U.S. Senate Republican Policy Committee - Larry E. Craig, Chairman - Jade West, Staff Director

April 15, 1997

Clinton Launches Congressional By-Pass For Union Pay-Back

New Clinton Labor Regs: Rigging The Federal Procurement Process In Big Labor's Favor

In addition to the executive order dealing with federal construction projects (the subject of an April 11 Republican Policy Committee paper), President Clinton is expected to issue new regulations that would make the "satisfactory record of labor relations and other employment practices" a new eligibility requirement in the granting of federal contracts.

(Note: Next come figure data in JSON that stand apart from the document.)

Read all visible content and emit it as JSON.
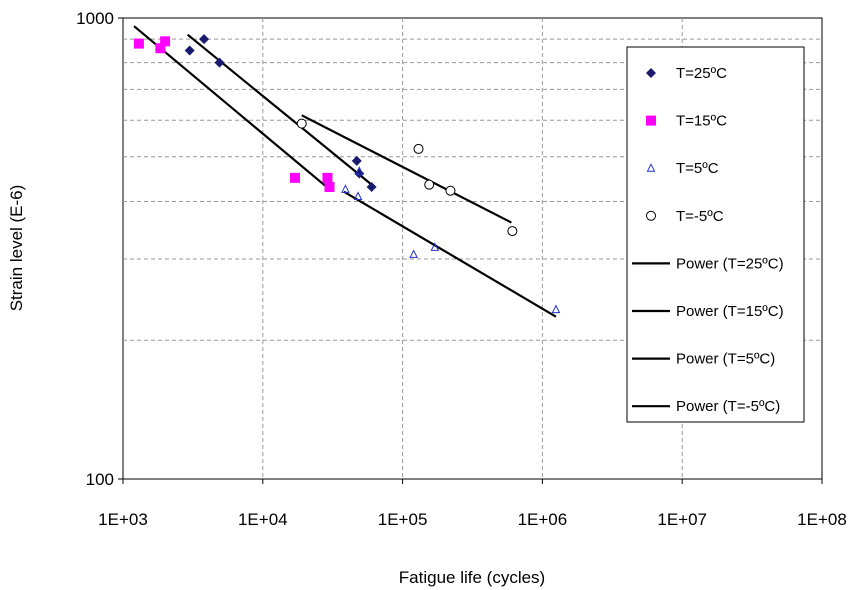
{
  "chart_data": {
    "type": "scatter",
    "xscale": "log",
    "yscale": "log",
    "xlabel": "Fatigue life (cycles)",
    "ylabel": "Strain level (E-6)",
    "xlim": [
      1000,
      100000000
    ],
    "ylim": [
      100,
      1000
    ],
    "xticks": [
      "1E+03",
      "1E+04",
      "1E+05",
      "1E+06",
      "1E+07",
      "1E+08"
    ],
    "yticks": [
      "100",
      "1000"
    ],
    "grid": true,
    "legend_position": "right",
    "series": [
      {
        "name": "T=25ºC",
        "marker": "diamond",
        "color": "#1a1a6e",
        "points": [
          [
            3000,
            850
          ],
          [
            3800,
            900
          ],
          [
            4900,
            800
          ],
          [
            47000,
            490
          ],
          [
            49000,
            460
          ],
          [
            60000,
            430
          ]
        ]
      },
      {
        "name": "T=15ºC",
        "marker": "square",
        "color": "#ff00ff",
        "points": [
          [
            1300,
            880
          ],
          [
            1850,
            860
          ],
          [
            2000,
            890
          ],
          [
            17000,
            450
          ],
          [
            29000,
            450
          ],
          [
            30000,
            430
          ]
        ]
      },
      {
        "name": "T=5ºC",
        "marker": "triangle",
        "color": "#2233cc",
        "points": [
          [
            39000,
            425
          ],
          [
            48000,
            410
          ],
          [
            49000,
            465
          ],
          [
            120000,
            307
          ],
          [
            170000,
            318
          ],
          [
            1250000,
            233
          ]
        ]
      },
      {
        "name": "T=-5ºC",
        "marker": "circle",
        "color": "#000000",
        "points": [
          [
            19000,
            590
          ],
          [
            130000,
            520
          ],
          [
            155000,
            435
          ],
          [
            220000,
            422
          ],
          [
            610000,
            345
          ]
        ]
      }
    ],
    "trendlines": [
      {
        "name": "Power (T=25ºC)",
        "from": [
          2900,
          920
        ],
        "to": [
          60000,
          435
        ]
      },
      {
        "name": "Power (T=15ºC)",
        "from": [
          1200,
          960
        ],
        "to": [
          30000,
          425
        ]
      },
      {
        "name": "Power (T=5ºC)",
        "from": [
          38000,
          420
        ],
        "to": [
          1250000,
          225
        ]
      },
      {
        "name": "Power (T=-5ºC)",
        "from": [
          19000,
          615
        ],
        "to": [
          600000,
          360
        ]
      }
    ]
  }
}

As outlined in a March 25 memo to Union bosses by AFL-CIO President John Sweeney (and earlier the subject of Vice President Gore's February 18 speech in Los Angeles), the proposed procurement regulations seek to accomplish three things:

(1) Require federal departments and agencies to evaluate whether a bidder for a government contract has a satisfactory record of labor relations and other employment practices in determining whether or not the bidder is a "responsible contractor" eligible to receive a particular government contract;

This regulation would require that companies bidding for federal contracts have a spotless record of compliance throughout the federal regulatory spectrum, including: collective bargaining laws, wages and benefits, equal opportunity and health and safety. In an era of regulatory overkill -- when OSHA can issue a $13,200 fine to a roofing company for having a broken shovel in the back of a truck and the NLRB cites employee-employer discussions about coffee breaks as a violation of the National Labor Relations Act -- the new Clinton regs are clearly a move in the wrong direction.

(2) Prohibit government reimbursement of federal contractors for "the costs they incur in unsuccessfully defending against or settling unfair labor practice complaints" brought against them by the NLRB; and

(3) Prohibit government reimbursement of contractors for the money they spend "to fight the unionization of their employees."

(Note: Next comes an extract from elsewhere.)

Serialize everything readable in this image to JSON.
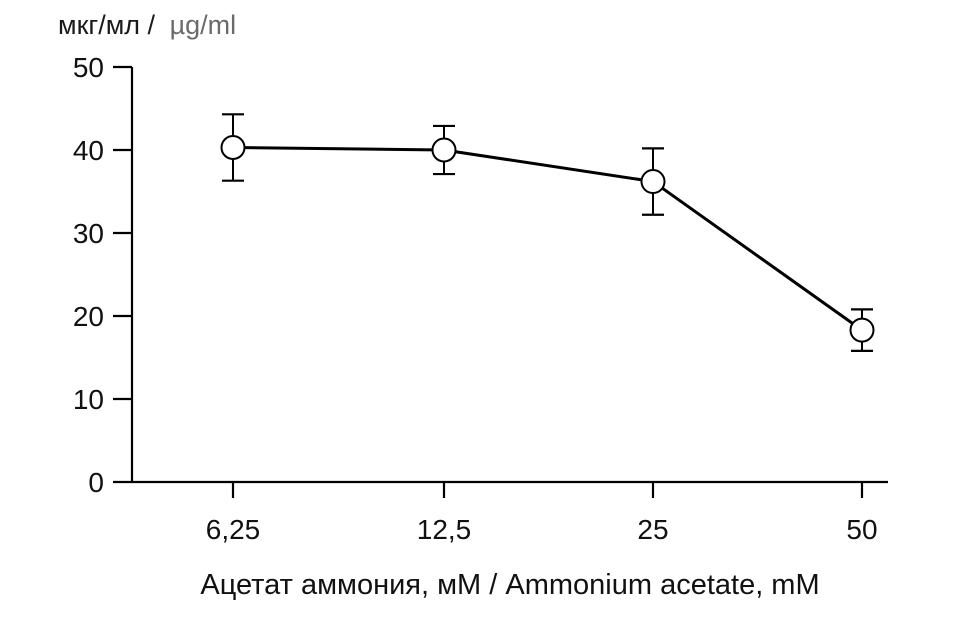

Given the NLRB's recent track record (of strong pro-union bias), these regs are sure to have disastrous effects. In recent years, the NLRB has overturned the fact-finding decisions of even its own Administrative Law Judges when the latter have found in favor of employers. Moreover, the current Board's decisions (against employers) are being overturned by the federal courts at record levels. One federal judge, in the Purdue Farms, Inc. v. NLRB (July of 1996) case described the NLRB's behavior as follows: "[T]he only possible explanation for the Board's behavior is the one proposed by the employer: 'that the NLRB is manipulating its election rules capriciously in order to foster the interests of [the union].'" Clearly, employers and their employees will not benefit from any further manipulation by the White House in favor of big labor.

Excerpt From Labor Policy Association Report:

Discussion of Clinton Regulations

On February 19, 1997, the Labor Policy Association (LPA) issued a press release detailing some of the more troubling aspects of the new labor initiatives announced by Vice President Gore in his Los Angeles speech to the AFL-CIO. The following paragraphs are selections from the LPA report:

"A few months ago, the General Accounting Office issued a report on the consequences of such a debarment policy [i.e., those proposed in the Clinton regs and executive order] on the employees of federal contractors. It found that at least 13% of the $182 billion in federal contracts in FY 1993 would have been affected by such an executive order based on NLRB actions alone. In addition to contracts with major corporations, the study identified contracts with Duke University (AIDS research) and Loyola University Medical Center (biomedical research) as being vulnerable to being shut off under such a rule.

"Vice President Gore's announcement occurs two years after he made an announcement to the same AFL-CIO meeting that the President would issue an executive order cutting off federal contracts with companies who exercise their right to maintain operations during strikes by hiring permanent strike replacements. That order [striker replacement] was struck down one year later by the D.C. Circuit Court of Appeals as being pre-empted by the National Labor Relations Act. In its decision, the court suggested that an executive order like the one proposed by Vice President Gore [in his February 18, 1997, Los Angeles AFL-CIO speech] would also be pre-empted, citing the Supreme Court's 1986 Wisconsin Department of Industries decision. The Clinton Administration decided not to seek review of the D.C. Circuit decision, implicitly acknowledging that it would lose the case before the U.S. Supreme Court."